Le lendemain, sur le coup de huit heures, Adalbert arrêta sa voiture à peu de distance de l’hôtel de police, prit une mallette déposée sur le siège arrière et, sans prendre garde au planton, s’engouffra dans le sévère bâtiment où, tout de suite, un agent le freina en lui demandant où il « prétendait » aller ainsi :

— Un de mes amis a été incarcéré hier au soir et je lui apporte sa brosse à dents ! C’est autorisé, j’espère ? Il ne peut pas vivre sans elle !

— C’est selon ! Montrez-moi ce qu’il y a là-dedans, au cas où il y aurait des armes !

Adalbert s’exécuta en maîtrisant de son mieux une sournoise envie de rire. Cela tenait à l’accent vaudois qui avait toujours eu le privilège de l’amuser au point qu’il l’adoptait presque instantanément et sans même s’en rendre compte. Ce qui déplut à son interlocuteur :

— Si vous vous moquez, vous pouvez remporter votre fourbi. Votre ami pourra s’en passer.
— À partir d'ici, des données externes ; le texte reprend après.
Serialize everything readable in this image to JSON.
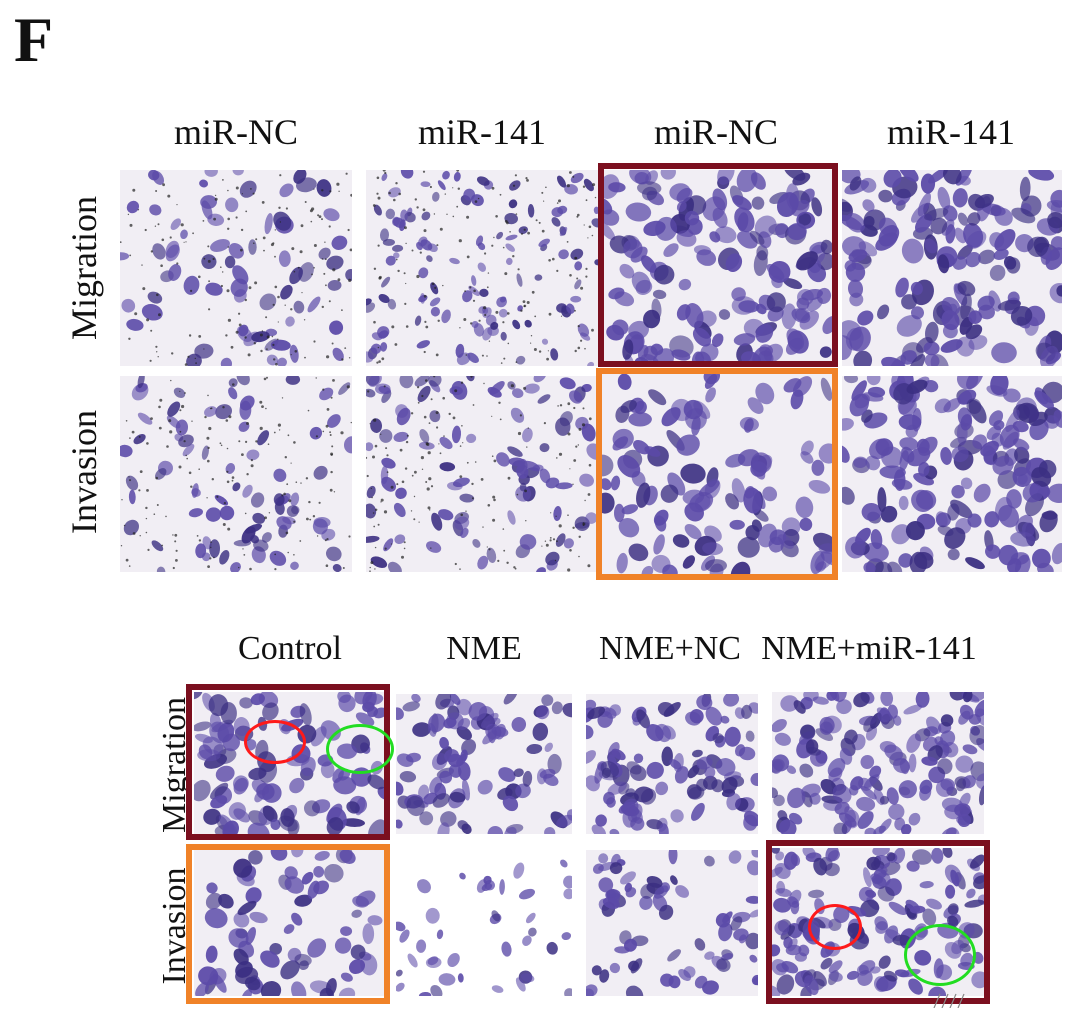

Adalbert plaida aussitôt coupable en s’efforçant d’atténuer ce foutu accent vaudois que son interlocuteur possédait malheureusement au degré suprême. Il ouvrit la petite valise pour montrer qu’elle ne contenait rien de dangereux. C’était d’autant plus difficile qu’il devait lutter en même temps contre ce fou rire intempestif… qui cessa quand l’autre, ayant examiné le contenu du léger bagage dont, à part le linge de rechange, les principaux objets étaient signés Hermès, déclara aigrement :

— Eh bien, dites donc ! Ça rapporte tellement d’assassiner les gens ?
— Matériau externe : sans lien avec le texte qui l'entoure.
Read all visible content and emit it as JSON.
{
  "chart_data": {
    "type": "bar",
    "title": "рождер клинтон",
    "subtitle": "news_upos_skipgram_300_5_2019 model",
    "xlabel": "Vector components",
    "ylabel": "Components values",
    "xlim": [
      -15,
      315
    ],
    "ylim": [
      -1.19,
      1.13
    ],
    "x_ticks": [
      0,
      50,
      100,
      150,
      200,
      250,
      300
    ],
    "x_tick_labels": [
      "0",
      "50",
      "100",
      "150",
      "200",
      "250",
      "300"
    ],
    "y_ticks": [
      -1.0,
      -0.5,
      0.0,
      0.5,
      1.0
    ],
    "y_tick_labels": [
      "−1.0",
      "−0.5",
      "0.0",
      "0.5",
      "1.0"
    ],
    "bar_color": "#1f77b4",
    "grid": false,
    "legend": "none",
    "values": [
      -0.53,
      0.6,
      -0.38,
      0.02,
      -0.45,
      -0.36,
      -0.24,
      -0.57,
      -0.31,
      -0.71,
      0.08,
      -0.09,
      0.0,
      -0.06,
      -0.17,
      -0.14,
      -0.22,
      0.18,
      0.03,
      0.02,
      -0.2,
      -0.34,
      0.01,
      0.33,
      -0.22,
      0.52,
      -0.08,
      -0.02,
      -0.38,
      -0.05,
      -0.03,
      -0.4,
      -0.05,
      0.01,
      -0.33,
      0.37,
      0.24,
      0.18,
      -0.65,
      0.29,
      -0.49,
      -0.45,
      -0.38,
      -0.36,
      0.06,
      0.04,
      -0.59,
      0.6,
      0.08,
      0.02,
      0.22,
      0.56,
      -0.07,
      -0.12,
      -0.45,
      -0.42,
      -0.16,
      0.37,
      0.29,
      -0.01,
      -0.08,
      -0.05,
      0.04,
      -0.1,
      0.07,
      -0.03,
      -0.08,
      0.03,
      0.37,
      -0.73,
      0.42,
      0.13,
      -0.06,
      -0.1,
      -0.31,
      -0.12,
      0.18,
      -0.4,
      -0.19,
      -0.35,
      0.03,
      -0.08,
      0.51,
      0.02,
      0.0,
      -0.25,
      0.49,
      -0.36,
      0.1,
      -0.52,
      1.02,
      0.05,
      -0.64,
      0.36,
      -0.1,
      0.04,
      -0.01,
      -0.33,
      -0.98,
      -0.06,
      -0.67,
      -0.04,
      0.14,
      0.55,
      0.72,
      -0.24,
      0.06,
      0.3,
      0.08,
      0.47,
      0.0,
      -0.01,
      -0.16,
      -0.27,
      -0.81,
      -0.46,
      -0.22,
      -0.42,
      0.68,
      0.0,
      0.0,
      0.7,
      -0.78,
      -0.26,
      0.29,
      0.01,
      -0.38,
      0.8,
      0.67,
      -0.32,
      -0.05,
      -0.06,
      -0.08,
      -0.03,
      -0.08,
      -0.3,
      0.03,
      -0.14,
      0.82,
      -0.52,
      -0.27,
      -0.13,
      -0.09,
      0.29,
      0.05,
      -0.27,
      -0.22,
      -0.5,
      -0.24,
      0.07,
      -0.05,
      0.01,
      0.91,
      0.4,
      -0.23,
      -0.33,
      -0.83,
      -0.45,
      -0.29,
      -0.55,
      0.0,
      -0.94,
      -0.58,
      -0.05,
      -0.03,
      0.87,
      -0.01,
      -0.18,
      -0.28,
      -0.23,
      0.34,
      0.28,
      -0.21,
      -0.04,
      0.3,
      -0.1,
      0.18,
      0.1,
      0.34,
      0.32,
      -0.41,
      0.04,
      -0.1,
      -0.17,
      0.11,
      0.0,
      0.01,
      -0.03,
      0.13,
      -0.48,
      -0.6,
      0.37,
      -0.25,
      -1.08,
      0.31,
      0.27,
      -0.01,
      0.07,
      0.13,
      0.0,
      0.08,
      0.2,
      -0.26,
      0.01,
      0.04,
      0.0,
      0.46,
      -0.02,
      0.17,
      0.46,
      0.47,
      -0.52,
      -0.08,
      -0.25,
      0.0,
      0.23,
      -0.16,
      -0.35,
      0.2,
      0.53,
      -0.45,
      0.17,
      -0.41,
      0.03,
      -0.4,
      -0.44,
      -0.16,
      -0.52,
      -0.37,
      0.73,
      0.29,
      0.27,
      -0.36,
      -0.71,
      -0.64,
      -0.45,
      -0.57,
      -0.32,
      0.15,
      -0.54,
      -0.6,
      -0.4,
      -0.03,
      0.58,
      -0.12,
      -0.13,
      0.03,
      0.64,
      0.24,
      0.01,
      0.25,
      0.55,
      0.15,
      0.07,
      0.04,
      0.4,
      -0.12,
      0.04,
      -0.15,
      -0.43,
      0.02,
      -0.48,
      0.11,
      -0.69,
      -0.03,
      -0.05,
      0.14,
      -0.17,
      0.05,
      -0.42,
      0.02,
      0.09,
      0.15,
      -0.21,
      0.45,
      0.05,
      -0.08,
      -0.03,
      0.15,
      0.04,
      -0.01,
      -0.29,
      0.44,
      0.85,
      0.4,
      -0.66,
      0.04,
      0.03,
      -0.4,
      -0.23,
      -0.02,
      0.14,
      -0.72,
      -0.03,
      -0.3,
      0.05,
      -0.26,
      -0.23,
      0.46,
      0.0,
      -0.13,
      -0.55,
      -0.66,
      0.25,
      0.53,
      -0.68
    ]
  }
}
— Si vos confrères sont tous comme vous, mon pauvre ami est fichu ! C’est un expert international en joyaux historiques doublé d’un antiquaire connu dans le monde entier ! Vous ne voudriez pas qu’il s’équipe au Prisunic ?

— Pourquoi pas ? Ce qu’on y trouve marche aussi bien que ces machins de luxe ! Mais, évidemment, un prétendu prince…

Vidal-Pellicorne vit rouge. L’anecdote était en train de tourner à la bagarre quand, attiré par le bruit, le commandant de police sortit de son bureau :

— Que se passe-t-il ici ? Et qu’est-ce que c’est que ce déballage ? Nous ne sommes pas à la douane !

Lui aussi avait l’accent du canton mais accompagné d’une telle autorité qu’Adalbert ne se sentit pas entraîné le moins du monde à l’imiter. D’autant que derrière lui s’encadrait la silhouette monolithique de l’inspecteur Durtal que l’impétrant regarda comme il eût contemplé une apparition céleste.